Les espoirs d’un accord international majeur pour endiguer la pollution plastique se sont évaporés à l’aube du vendredi 15 août, après une séance plénière à Genève marquée par l’amertume et les désillusions. « Nous n’aurons pas de traité sur la pollution plastique ici à Genève », a résumé le délégué norvégien, actant l’impasse d’un processus pourtant engagé depuis trois ans.
Entamées début août, les discussions ont buté, une fois de plus, sur des divergences profondes entre pays aux priorités opposées. Les délégations de 185 États avaient été réunies dans l’objectif de définir un traité juridiquement contraignant couvrant l’ensemble du cycle de vie des plastiques, de la production à l’élimination. Mais, comme à Pusan (Corée du Sud) en 2024, l’issue a été négative.
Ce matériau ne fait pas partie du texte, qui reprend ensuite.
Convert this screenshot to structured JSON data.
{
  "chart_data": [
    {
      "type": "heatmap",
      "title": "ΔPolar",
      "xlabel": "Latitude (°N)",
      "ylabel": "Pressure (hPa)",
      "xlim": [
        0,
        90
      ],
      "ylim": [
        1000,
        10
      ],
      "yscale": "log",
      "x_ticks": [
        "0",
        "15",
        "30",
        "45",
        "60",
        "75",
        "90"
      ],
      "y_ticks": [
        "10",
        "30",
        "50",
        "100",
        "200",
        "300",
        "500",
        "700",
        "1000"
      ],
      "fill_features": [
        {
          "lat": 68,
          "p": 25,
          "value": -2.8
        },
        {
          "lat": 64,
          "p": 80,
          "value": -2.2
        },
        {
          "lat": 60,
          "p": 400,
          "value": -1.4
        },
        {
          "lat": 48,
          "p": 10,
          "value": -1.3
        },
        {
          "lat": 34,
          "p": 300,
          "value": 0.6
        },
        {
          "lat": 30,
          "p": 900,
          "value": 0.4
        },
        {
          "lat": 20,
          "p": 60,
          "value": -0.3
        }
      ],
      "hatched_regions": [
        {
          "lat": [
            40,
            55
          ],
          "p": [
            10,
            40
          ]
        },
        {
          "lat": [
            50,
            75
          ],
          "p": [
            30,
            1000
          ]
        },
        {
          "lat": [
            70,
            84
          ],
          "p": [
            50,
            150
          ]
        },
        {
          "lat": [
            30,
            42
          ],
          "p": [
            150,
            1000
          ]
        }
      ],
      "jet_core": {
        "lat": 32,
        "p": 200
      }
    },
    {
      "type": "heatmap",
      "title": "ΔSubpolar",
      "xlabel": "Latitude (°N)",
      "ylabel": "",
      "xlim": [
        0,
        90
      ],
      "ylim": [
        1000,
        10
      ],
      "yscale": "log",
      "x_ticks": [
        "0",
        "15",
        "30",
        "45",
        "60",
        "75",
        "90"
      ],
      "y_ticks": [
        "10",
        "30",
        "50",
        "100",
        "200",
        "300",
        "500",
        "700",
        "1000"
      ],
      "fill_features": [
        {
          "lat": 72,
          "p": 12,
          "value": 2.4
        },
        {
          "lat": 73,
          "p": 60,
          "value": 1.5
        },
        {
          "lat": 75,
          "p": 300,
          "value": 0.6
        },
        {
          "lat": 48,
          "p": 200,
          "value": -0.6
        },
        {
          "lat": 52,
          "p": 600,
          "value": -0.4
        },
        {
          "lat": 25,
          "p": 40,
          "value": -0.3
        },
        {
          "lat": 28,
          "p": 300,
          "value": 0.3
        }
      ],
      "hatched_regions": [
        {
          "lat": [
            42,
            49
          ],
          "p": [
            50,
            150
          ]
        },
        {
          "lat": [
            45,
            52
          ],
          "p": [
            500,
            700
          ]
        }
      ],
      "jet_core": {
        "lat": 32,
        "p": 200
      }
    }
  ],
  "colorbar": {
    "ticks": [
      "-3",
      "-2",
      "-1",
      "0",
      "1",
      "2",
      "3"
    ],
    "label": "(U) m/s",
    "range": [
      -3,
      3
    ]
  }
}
Le nouveau texte de compromis présenté au milieu de la nuit du 14 au 15 août comportait encore plus d’une centaine de points non résolus. Une prolongation informelle des négociations, rendue possible par une manœuvre procédurale onusienne, n’a pas suffi à rapprocher les positions. Dans une ambiance enfiévrée, presque chaotique, les chefs de délégation n’ont pu aboutir à un consensus.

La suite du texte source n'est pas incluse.